Sofya hanya mendesah melihat tingkah laku kedua remaja itu. Mereka kini sudah berjalan satu persatu menuju meja makan. Tak selang lama, anggota keluarga pun berdatangan. Danar juga sudah menunggu dari beberapa menit lalu.
“Ih, Mas Rama jangan duduk di situ. Itu kursi aku.” tak segan-segan Claudia mengusir Rama yang tidak sengaja menduduki kursi yang biasa diduduki Claudia.
“Cuma kursi kan dek, masih ada yang kosong.” tegur Virgo.
“Enggak mau, pokoknya aku cuma mau duduk di situ.” Claudia sampai mengentak-entakkan kakinya ke lantai beberapa kali.
“Hehehe... Iya maaf, barusan itu lupa.” Rama hanya nyengir kuda lalu pindah tempat duduk.
Semua sudah duduk di tempatnya, Danar memimpin doa sebelum makan. Tapi tiba-tiba Sofya berdiri dan mengambil rantang makanan yang tadi sore dipakai mengirim Danar ke sawah.
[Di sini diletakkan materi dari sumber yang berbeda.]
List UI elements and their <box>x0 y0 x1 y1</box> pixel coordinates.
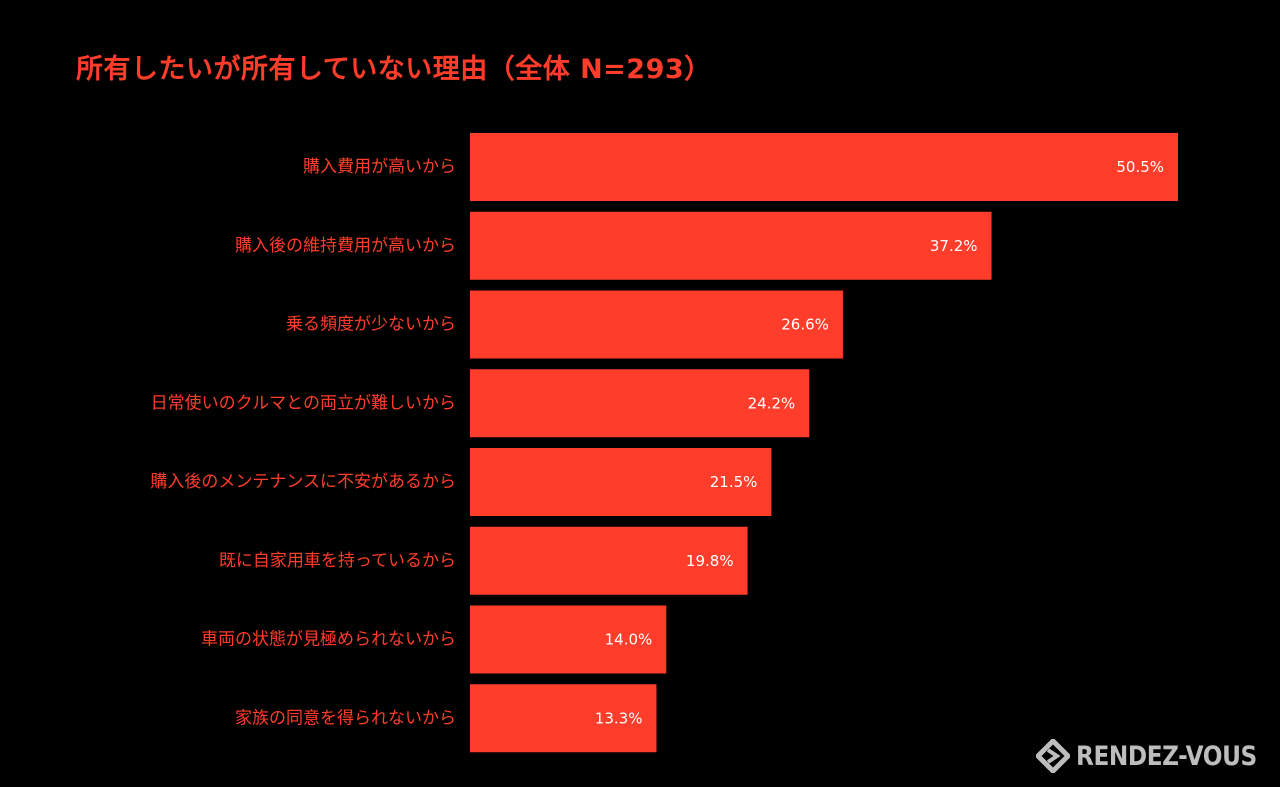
category-label: 乗る頻度が少ないから <box>286 315 456 335</box>
value-label: 21.5% <box>710 473 758 491</box>
bar <box>470 526 748 595</box>
brand-logo: RENDEZ-VOUS <box>1035 739 1264 773</box>
category-label: 購入後の維持費用が高いから <box>235 236 456 256</box>
value-label: 19.8% <box>686 552 734 570</box>
bar <box>470 605 667 674</box>
brand-logo-text: RENDEZ-VOUS <box>1075 740 1257 772</box>
category-label: 家族の同意を得られないから <box>235 708 456 728</box>
category-label: 車両の状態が見極められないから <box>201 630 456 650</box>
bar <box>470 448 772 516</box>
bar <box>470 211 992 280</box>
bar <box>470 684 657 753</box>
rendez-vous-logo-icon <box>1035 739 1070 773</box>
category-label: 購入後のメンテナンスに不安があるから <box>150 472 456 492</box>
bar <box>470 369 810 438</box>
value-label: 13.3% <box>595 709 643 727</box>
bar <box>470 290 843 359</box>
bar <box>470 133 1178 201</box>
category-label: 日常使いのクルマとの両立が難しいから <box>151 392 456 413</box>
chart-title: 所有したいが所有していない理由（全体 N=293） <box>76 54 712 85</box>
category-label: 購入費用が高いから <box>303 157 456 177</box>
value-label: 24.2% <box>748 394 796 412</box>
category-label: 既に自家用車を持っているから <box>219 551 456 571</box>
value-label: 14.0% <box>605 631 653 649</box>
value-label: 50.5% <box>1116 158 1164 176</box>
value-label: 26.6% <box>781 316 829 334</box>
value-label: 37.2% <box>930 237 978 255</box>
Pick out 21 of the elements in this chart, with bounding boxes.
“Buat siapa, Ma?” Danar sedikit heran, untuk siapa makanan itu.
“Mas Mongky juga pasti sudah makan di rumah sakit, Ma.” Claudia menyela sebelum Sofya menjawab.
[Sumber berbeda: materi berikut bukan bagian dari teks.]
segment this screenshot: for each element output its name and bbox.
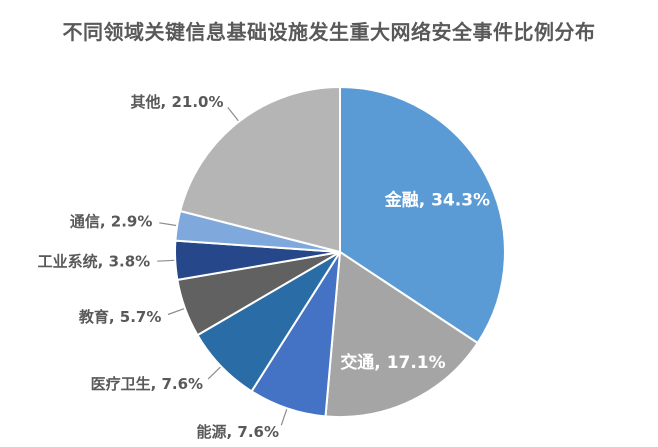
chart-title: 不同领域关键信息基础设施发生重大网络安全事件比例分布 (62, 20, 596, 44)
slice-inside-label: 金融, 34.3% (384, 190, 490, 211)
pie-slice-交通 (324, 251, 479, 418)
leader-line (227, 107, 239, 122)
leader-line (207, 366, 221, 380)
pie-slice-其他 (179, 86, 341, 253)
leader-line (280, 409, 288, 426)
leader-line (159, 222, 177, 227)
leader-line (167, 308, 185, 316)
slice-outside-label: 能源, 7.6% (196, 423, 279, 441)
slice-outside-label: 工业系统, 3.8% (38, 253, 151, 271)
leader-line (157, 259, 175, 262)
slice-outside-label: 教育, 5.7% (78, 308, 162, 326)
slice-outside-label: 医疗卫生, 7.6% (91, 375, 204, 393)
slice-inside-label: 交通, 17.1% (340, 352, 445, 373)
slice-outside-label: 通信, 2.9% (70, 213, 153, 231)
slice-outside-label: 其他, 21.0% (131, 93, 224, 111)
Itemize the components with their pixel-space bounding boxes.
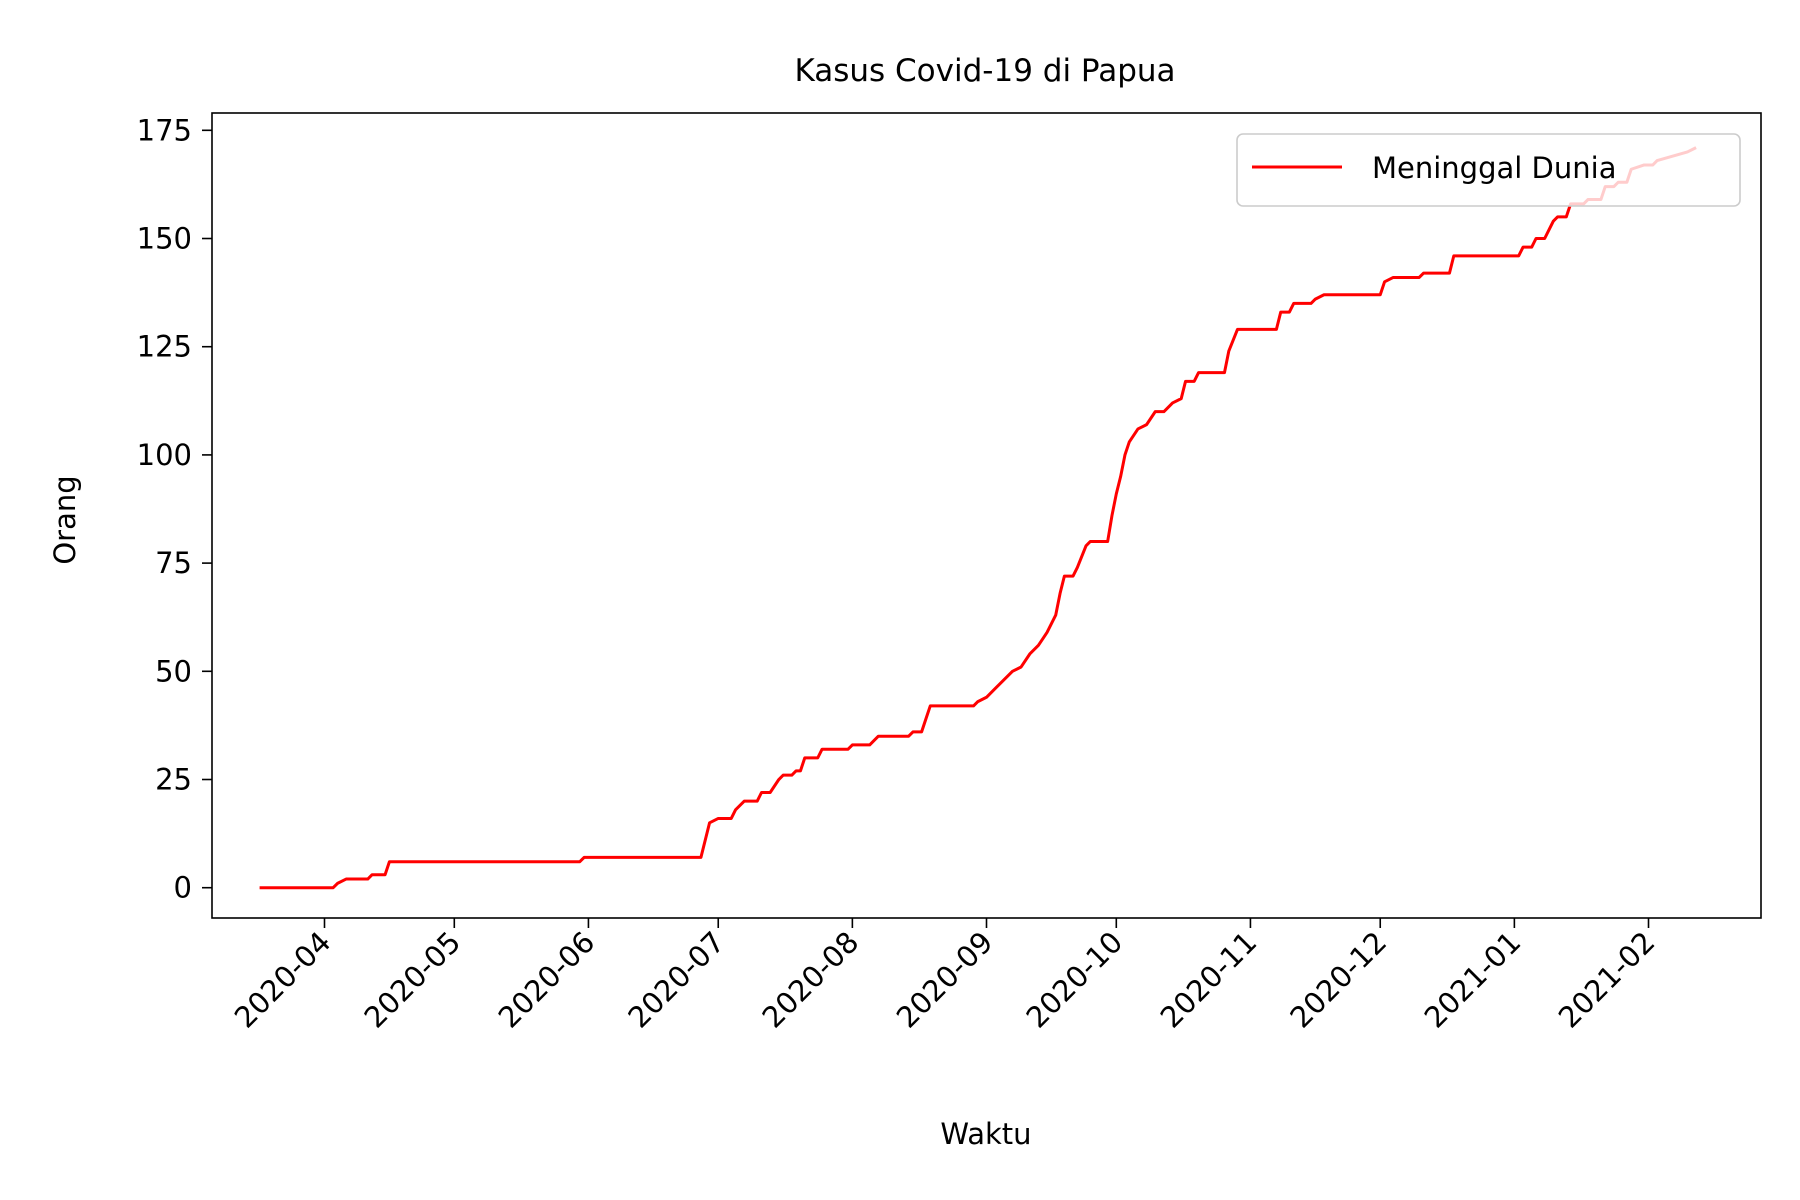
y-tick-label: 150	[137, 222, 192, 256]
plot-frame	[211, 112, 1762, 919]
y-axis-ticks: 0 25 50 75 100 125 150 175	[137, 113, 212, 905]
legend: Meninggal Dunia	[1236, 133, 1741, 207]
y-tick-label: 175	[137, 113, 192, 147]
y-tick-label: 0	[174, 871, 192, 905]
chart-title: Kasus Covid-19 di Papua	[794, 53, 1175, 89]
y-tick-label: 125	[137, 330, 192, 364]
legend-box	[1236, 133, 1741, 207]
x-axis-label: Waktu	[940, 1117, 1031, 1151]
series-line-meninggal-dunia	[259, 146, 1697, 890]
y-tick-label: 75	[155, 546, 192, 580]
legend-label-meninggal-dunia: Meninggal Dunia	[1372, 151, 1616, 185]
y-tick-label: 100	[137, 438, 192, 472]
y-tick-label: 25	[155, 763, 192, 797]
y-axis-label: Orang	[48, 475, 82, 564]
y-tick-label: 50	[155, 654, 192, 688]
“Ini bukan buat Mas Mongky, tapi buat Bebby.” Sofya memasukkan beberapa potong cumi goreng tepung ke salah satu rantang.
Rama, Indra dan Virgo jelas makan dengan lahap. Bagi mereka, masakan Sofya benar-benar enak dan membuat ketagihan. Mereka selalu suka sesi makan-makan seperti ini jika sedang berkunjung ke rumah Virgo. Bahkan tidak jarang Indra tambah setiap makan.
“Bebby? Anak kost cewek yang baru itu, Ma?” Danar menghentikan gerakan tangannya sejenak, dia lebih memilih menatap istrinya demi mendapat jawaban kepastian.
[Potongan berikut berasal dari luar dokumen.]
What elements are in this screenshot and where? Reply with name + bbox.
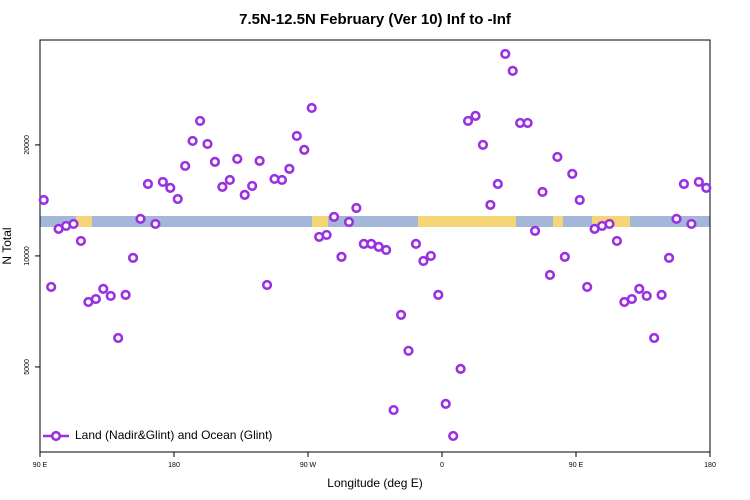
point (537, 186, 548, 198)
point (522, 117, 533, 129)
point (299, 144, 310, 155)
point (381, 244, 392, 256)
point (507, 65, 518, 76)
point (247, 180, 258, 192)
point (38, 194, 49, 206)
point (284, 163, 295, 174)
point (701, 182, 712, 194)
point (239, 189, 250, 200)
point (544, 269, 556, 281)
point (276, 174, 288, 186)
point (165, 182, 176, 194)
legend-label: Land (Nadir&Glint) and Ocean (Glint) (75, 428, 272, 442)
point (209, 156, 221, 167)
point (395, 309, 407, 320)
point (261, 279, 273, 291)
ocean-band (40, 216, 710, 227)
point (462, 115, 474, 127)
point (485, 199, 496, 211)
point (455, 363, 466, 374)
point (559, 251, 570, 262)
point (343, 216, 355, 228)
point (202, 138, 213, 150)
point (477, 139, 489, 151)
y-tick-label: 5000 (24, 359, 31, 375)
point (194, 115, 206, 127)
x-tick-label: 180 (704, 462, 716, 469)
land-patch (418, 216, 516, 227)
land-patch (76, 216, 92, 227)
point (656, 289, 667, 300)
point (470, 110, 481, 121)
point (440, 398, 451, 409)
x-tick-label: 180 (168, 462, 180, 469)
point (127, 252, 139, 263)
point (98, 283, 109, 294)
point (641, 290, 652, 302)
chart-title: 7.5N-12.5N February (Ver 10) Inf to -Inf (239, 11, 512, 28)
point (232, 153, 243, 165)
point (693, 176, 704, 188)
point (328, 211, 340, 222)
point (351, 202, 362, 214)
point (120, 289, 131, 300)
point (574, 194, 585, 206)
point (90, 293, 101, 305)
point (671, 213, 682, 225)
point (150, 218, 161, 230)
point (254, 155, 265, 166)
point (172, 193, 183, 205)
point (634, 283, 645, 294)
point (388, 404, 399, 416)
point (180, 160, 191, 172)
point (410, 238, 422, 249)
point (492, 178, 503, 190)
point (500, 48, 511, 60)
land-patch (553, 216, 563, 227)
point (135, 213, 146, 225)
point (336, 251, 347, 262)
point (217, 181, 228, 192)
point (142, 178, 154, 190)
point (626, 293, 637, 305)
point (552, 151, 563, 163)
point (433, 289, 444, 300)
point (425, 250, 436, 262)
point (187, 135, 198, 147)
point (611, 235, 623, 247)
point (678, 178, 690, 190)
x-tick-label: 0 (440, 462, 444, 469)
point (604, 218, 615, 230)
legend-marker (50, 430, 62, 442)
point (306, 102, 317, 114)
point (649, 332, 660, 344)
point (403, 345, 414, 356)
y-axis-label: N Total (0, 227, 14, 264)
land-patch (312, 216, 328, 227)
point (529, 225, 541, 237)
point (321, 229, 332, 241)
x-tick-label: 90 E (33, 462, 48, 469)
point (686, 218, 697, 230)
point (291, 130, 302, 142)
point (567, 168, 578, 179)
point (75, 235, 87, 247)
point (68, 218, 79, 230)
y-tick-label: 10000 (24, 246, 31, 266)
point (46, 281, 57, 293)
x-axis-label: Longitude (deg E) (327, 476, 422, 490)
point (157, 176, 168, 188)
point (224, 174, 235, 186)
point (448, 430, 459, 442)
x-tick-label: 90 E (569, 462, 584, 469)
point (105, 290, 116, 302)
point (663, 252, 675, 263)
point (582, 281, 593, 293)
y-tick-label: 20000 (24, 135, 31, 155)
plot-frame (39, 39, 711, 453)
x-tick-label: 90 W (300, 462, 317, 469)
point (418, 255, 429, 267)
point (113, 332, 124, 344)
“Iyo Pak, teko mau awan. Ndelalah kok yo Bapak ora kepethuk karo wong tuone.” jawab Sofya menggunakan bahasa jawanya.
“Astaga, Indra jangan banyak-banyak itu nasinya. Memangnya lo bakal habis?” Rama hampir tidak percaya ketika melihat Indra kembali mengambil nasi dari bakul.
“Sudah biarkan saja, Tante senang kok kalau kalian makan banyak.”
Indra hanya nyengir sambil menatap Sofya, bagaimana tidak betah main ke rumah Virgo jika setiap harinya disuguhi makanan enak-enak terus.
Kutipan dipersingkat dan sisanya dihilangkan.